What is the difference between APR and APY in the context of cryptocurrency lending?

3 answers

  • avatarDec 27, 2021 · 3 years ago
    APR stands for Annual Percentage Rate, which represents the annualized interest rate for borrowing or lending cryptocurrency. It is a simple interest rate that does not take into account compounding. On the other hand, APY stands for Annual Percentage Yield, which takes into account the effect of compounding on the overall profitability of lending or borrowing. APY is a more accurate measure of the actual return on investment. In the context of cryptocurrency lending, APR is the base interest rate, while APY reflects the compounded interest over time. It is important to consider both APR and APY when evaluating the profitability of lending or borrowing cryptocurrencies.

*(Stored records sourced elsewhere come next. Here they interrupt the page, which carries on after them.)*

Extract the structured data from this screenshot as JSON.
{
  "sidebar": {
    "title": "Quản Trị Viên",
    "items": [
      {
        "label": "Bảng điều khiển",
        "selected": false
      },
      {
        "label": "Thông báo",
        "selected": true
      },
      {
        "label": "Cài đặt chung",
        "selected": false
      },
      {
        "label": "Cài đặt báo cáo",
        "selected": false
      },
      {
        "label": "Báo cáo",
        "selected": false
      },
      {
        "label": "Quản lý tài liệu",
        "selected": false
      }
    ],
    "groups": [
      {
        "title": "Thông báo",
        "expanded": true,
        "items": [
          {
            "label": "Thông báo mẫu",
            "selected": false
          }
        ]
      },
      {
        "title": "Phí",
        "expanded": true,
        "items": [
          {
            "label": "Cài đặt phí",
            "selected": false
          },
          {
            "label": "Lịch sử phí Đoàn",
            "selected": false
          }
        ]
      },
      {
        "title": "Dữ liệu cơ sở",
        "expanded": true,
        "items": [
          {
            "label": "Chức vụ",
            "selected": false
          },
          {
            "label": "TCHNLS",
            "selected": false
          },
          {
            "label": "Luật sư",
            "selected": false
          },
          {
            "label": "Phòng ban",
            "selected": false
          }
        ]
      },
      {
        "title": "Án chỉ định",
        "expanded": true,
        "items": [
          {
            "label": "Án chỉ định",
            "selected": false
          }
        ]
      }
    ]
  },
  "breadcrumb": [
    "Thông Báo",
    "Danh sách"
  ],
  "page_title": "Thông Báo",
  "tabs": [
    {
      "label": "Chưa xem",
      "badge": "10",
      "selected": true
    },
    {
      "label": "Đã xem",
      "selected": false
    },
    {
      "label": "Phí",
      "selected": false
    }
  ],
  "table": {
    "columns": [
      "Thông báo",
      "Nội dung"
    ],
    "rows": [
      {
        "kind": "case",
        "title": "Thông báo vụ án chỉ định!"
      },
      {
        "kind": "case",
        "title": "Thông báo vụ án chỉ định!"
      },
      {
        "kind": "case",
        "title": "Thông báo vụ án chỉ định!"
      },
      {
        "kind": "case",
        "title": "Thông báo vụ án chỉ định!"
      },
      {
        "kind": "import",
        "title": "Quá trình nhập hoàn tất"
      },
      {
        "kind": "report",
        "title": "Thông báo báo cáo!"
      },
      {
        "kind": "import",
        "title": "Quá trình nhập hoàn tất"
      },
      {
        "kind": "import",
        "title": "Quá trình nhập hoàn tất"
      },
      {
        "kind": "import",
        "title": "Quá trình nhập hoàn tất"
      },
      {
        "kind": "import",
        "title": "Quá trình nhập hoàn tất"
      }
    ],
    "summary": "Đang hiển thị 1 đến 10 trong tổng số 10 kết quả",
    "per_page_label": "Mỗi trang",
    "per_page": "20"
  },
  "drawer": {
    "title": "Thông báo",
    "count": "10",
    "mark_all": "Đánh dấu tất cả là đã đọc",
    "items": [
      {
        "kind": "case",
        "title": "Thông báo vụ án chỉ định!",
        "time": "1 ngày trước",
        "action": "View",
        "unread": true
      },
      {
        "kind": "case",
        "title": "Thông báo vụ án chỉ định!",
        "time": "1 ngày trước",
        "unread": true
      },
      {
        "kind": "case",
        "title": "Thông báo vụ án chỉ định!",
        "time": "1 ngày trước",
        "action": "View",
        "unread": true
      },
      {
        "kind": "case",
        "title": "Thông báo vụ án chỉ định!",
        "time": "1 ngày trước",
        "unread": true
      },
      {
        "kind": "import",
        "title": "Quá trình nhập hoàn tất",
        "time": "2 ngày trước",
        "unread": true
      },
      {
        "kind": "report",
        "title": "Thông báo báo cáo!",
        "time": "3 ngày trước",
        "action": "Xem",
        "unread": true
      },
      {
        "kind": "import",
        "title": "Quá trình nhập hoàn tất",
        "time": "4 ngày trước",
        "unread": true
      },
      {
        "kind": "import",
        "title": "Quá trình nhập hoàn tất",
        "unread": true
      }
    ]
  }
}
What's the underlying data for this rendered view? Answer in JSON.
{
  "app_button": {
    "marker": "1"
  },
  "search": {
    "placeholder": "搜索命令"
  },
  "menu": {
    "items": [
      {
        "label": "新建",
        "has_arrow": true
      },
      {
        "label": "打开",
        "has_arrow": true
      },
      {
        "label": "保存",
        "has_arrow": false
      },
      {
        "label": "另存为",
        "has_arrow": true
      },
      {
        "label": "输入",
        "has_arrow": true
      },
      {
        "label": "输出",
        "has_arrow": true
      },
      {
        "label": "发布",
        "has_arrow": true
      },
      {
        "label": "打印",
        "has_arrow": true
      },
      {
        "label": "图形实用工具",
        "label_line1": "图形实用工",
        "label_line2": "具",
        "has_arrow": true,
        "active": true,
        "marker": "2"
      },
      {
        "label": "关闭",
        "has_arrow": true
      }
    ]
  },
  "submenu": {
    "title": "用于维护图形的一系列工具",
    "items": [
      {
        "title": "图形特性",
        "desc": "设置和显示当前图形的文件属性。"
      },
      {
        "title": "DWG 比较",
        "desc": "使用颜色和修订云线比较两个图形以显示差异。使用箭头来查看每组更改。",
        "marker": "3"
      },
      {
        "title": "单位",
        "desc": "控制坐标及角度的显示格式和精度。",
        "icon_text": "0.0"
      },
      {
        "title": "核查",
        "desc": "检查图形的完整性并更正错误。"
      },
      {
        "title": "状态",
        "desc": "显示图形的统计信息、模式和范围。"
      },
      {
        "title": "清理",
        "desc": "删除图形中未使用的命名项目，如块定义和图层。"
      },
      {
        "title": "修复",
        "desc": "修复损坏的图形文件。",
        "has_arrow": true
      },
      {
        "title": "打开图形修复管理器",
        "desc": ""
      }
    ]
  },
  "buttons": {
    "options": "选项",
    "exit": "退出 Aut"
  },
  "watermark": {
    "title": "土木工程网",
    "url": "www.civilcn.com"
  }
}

  • avatarDec 27, 2021 · 3 years ago
    Alright, let's break it down. APR is like the basic interest rate you see on a loan or investment, while APY is like the supercharged version that takes into account compounding. So, if you're lending or borrowing cryptocurrencies, APR tells you the simple interest rate you'll be getting or paying, while APY gives you a more accurate picture of the overall return or cost, factoring in the compounding effect. In simple terms, APR is the starting point, and APY is the real deal that shows you the actual growth or cost of your investment or loan.
  • avatarDec 27, 2021 · 3 years ago
    APR and APY are two important terms to understand when it comes to cryptocurrency lending. APR, or Annual Percentage Rate, is the interest rate you'll be charged or receive on your lending or borrowing activity over a year, without taking into account the compounding effect. APY, or Annual Percentage Yield, on the other hand, factors in the compounding effect and gives you a more accurate measure of the overall profitability. In the context of cryptocurrency lending, APR is the base rate, while APY reflects the actual return or cost you'll experience over time. So, if you want to make informed decisions about lending or borrowing cryptocurrencies, it's crucial to consider both APR and APY.